Caligula, né Gaius Julius Caesar Augustus Germanicus, avait accédé au trône en 37, à la suite de la mort de l’empereur Tibère. Ce jeune homme, issu de la dynastie julio-claudienne, portait avec lui un immense capital de sympathie. Fils du célèbre Germanicus, héros militaire adoré du peuple, et arrière-petit-fils d’Auguste, il semblait être l’incarnation de l’espoir pour une Rome lassée des dernières années d’un Tibère sombre et répressif.
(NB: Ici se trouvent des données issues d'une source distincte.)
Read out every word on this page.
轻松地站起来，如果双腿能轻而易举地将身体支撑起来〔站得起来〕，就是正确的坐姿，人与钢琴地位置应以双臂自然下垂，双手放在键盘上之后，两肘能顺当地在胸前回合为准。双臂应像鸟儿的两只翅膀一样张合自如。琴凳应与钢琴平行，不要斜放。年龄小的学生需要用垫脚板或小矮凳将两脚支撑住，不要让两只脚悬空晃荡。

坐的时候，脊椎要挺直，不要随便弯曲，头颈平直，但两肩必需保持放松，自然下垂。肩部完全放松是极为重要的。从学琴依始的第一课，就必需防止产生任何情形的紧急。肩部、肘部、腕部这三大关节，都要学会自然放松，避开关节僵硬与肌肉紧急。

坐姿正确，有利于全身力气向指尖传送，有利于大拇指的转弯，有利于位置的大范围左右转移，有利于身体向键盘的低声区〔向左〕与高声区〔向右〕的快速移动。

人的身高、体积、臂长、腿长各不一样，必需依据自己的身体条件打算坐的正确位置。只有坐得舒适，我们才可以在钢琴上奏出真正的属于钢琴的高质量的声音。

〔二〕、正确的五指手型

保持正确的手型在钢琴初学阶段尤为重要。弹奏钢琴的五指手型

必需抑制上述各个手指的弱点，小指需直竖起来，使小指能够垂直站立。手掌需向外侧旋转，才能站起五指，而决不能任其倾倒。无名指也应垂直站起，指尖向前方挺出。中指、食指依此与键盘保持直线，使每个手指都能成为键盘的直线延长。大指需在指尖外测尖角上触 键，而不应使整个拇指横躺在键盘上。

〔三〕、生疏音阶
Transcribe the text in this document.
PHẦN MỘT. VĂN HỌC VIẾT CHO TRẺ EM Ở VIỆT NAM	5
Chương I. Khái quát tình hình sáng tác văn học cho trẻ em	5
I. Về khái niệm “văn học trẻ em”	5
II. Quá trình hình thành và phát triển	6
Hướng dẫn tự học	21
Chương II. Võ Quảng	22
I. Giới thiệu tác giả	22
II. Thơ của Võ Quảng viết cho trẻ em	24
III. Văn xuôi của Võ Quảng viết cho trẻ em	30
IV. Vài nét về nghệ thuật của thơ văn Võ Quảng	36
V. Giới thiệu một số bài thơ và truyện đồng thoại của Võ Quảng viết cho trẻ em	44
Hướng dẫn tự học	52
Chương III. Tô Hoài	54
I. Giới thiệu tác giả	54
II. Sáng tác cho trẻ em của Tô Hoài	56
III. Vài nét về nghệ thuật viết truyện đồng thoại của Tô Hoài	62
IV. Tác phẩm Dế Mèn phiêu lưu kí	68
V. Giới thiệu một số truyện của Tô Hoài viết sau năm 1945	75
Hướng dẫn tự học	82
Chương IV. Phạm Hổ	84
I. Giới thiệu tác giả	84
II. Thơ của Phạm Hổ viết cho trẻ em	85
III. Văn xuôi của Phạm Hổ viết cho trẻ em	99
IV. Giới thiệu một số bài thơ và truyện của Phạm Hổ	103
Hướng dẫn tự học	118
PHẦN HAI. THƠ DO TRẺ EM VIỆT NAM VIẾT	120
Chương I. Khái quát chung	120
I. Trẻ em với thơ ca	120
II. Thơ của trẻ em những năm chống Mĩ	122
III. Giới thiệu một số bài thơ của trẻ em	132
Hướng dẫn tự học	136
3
Ses premières mesures, comme l’amnistie des prisonniers politiques et des jeux somptueux pour plaire à la plèbe, renforcèrent cette image d’un dirigeant bienveillant et réconciliateur. Cependant, cet espoir s’effaça rapidement à mesure que le règne dévoilait une personnalité instable et des pratiques autocratiques. Les épisodes de tyrannie, mégalomanie et extravagances marquèrent son mandat. Parmi ces derniers, ses dépenses somptuaires vidèrent les caisses de l’État tandis que ses lois imprévisibles, souvent jugées absurdes, semèrent le chaos au sein des institutions.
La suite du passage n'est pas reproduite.